Камню не бывает больно, но…
Себастьян идет.
Спешит к дому, тень которого видна в отдалении. Классические формы. И зеленеет насмешливо газон перед парадной лестницей. Ее охраняют не обнаженные девицы, но крылатые львы с выщербленными мордами.
А вслед несется шепоток:
— Отпусти…
Когда б он мог… или отпустить, или хотя бы не слышать.
Евдокия, позабывши про усталость, едва ли не бежит, да и Яська с трудом сдерживается, чтобы не полететь скорей к дверям… небо же, посеревшее пуще прежнего, трещит, распускает белесые ветви молний. И далеко тяжко ударяет гром.
— Скорей, — это Яська.
Или Евдокия, которая подобрала юбки. Каблучки ее звонко цокают по камням.
Скорее.
Уже запряжены громовые кони, и колесницы, молниями переполненные, вот-вот понесутся по небу… и горе тому, кто не укроется.
Взвоют гарцуки, хлопнут опаленными небесным огнем крылами да поднимутся высоко, выше людей, дерев и самого небосвода. Понесутся, закрутят пыльные вихри, подхватят все, до чего только дотянуться сумеют…
Скорей.
А дом далек.
Вспыхивают одно за другим окна призрачным подложным огнем. Манят.
Нельзя идти.
Дверь раскрывается беззвучно, и женщина в черном вдовьем платье выходит на порог.
— Скорей! Скорее же! — кричит она.
В ее руке — фонарь, который раскачивается на ветру. Вот диво, Евдокия не чувствует ветра вовсе, а фонарь крутится, вертится. И волосы женщины растрепались, растянулись черным покрывалом. Хороши.
— Скорее же! — Она оставляет фонарь на пороге.
И юбки подбирает.
И бежит… так медленно, смешно бежит… Евдокия и сама, верно, выглядит преглупо, воздух-то вязким стал, словно кисель. А она — муха, в него попавшая. Себастьян вот управляется легче, тянет Евдокию за собой… и во вторую руку впиваются когти.

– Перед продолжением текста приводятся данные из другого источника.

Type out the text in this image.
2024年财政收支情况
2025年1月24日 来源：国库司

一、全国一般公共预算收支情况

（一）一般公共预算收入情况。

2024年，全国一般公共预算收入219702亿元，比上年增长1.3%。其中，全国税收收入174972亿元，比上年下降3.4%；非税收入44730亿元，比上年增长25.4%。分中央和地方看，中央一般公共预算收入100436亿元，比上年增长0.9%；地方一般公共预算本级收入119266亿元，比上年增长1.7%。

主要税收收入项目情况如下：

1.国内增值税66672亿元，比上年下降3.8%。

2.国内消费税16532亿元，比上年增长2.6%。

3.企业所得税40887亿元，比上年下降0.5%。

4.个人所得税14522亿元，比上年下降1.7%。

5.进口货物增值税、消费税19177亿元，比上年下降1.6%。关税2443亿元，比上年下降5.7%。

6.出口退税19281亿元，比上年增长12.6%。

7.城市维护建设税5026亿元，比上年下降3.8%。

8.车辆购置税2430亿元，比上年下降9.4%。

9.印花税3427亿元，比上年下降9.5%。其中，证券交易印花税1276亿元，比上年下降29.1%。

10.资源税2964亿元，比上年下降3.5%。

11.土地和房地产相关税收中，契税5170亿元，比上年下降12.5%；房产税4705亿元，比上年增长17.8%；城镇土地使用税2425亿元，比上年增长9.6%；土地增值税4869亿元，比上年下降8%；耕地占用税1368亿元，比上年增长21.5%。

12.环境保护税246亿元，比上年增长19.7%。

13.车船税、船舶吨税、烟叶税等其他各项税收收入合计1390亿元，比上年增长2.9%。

Не когти — пальцы женщины.
— Скорее же… гроза — не лучшее время для прогулок, — произносит она с упреком.
И сама взлетает по ступеням.
— Возьми лампу, — кидает Яславе.
И та подчиняется.
Берет.
Входит.
В доме пыльно и пусто. Гулко. Звук захлопнувшейся двери множит эхо, зато Евдокия наконец получает способность дышать. Сипло, сбито, через боль в боку, но эта боль, обыкновенная, перетруженного долгим бегом тела, в радость.
— Вы очень рисковали, — с упреком произносит женщина, принимая фонарь из рук Яськи. — Гроза, как я уже говорила, не лучшее время для прогулок.
— Извините. — Себастьян скривился, а после вовсе на пол сел. — Давненько я уже так не бегал… не те, знаете ли, годы…
— Ах, молодой человек, что вы знаете о «не тех» годах, — фыркнула женщина и волосы отбросила. Странно, но в доме грива ее не гляделась больше роскошною, скорее уж париком, да и то неудачным, сотворенным неумелым мастером из конского волоса да мочала. — Но раз уж вы оказались в моем доме, то не будете ли столь любезны представиться?
— Сигизмундус, — несколько горделиво произнес Сигизмундус и волосы растрепанные пригладил. В его глазах, мягко говоря, женскими прелестями не избалованных, хозяйка дома гляделась вполне себе приятною дамой.
Не юных лет, конечно, но…
Возраст ее выдавало не лицо. Напротив, то было гладко и приятно, пожалуй, слишком уж гладко, отчего черты оного лица ускользали от взгляда. Седина не тронула темные волосы. А черное платье с кринолинами подчеркивало девичью стройность фигуры.
Но вот глаза… Евдокия заглянула в них и онемела.
Старушечьи.
И старухи недоброй, этакая не станет нянчиться с геранями аль внуками, изводить остаток дней на вишневые варенья, кошек и прочие глупости. Нет, она найдет способ продлить дни.
И все же не получит от продленной этой жизни ни толики радости.
Она давным-давно забыла про то, что есть радость.
— И кто вы, Сигизмундус? — пропела она низким голосом, от которого по спине Себастьяновой мурашки побежали. Нехорошо так побежали, стройными колоннами.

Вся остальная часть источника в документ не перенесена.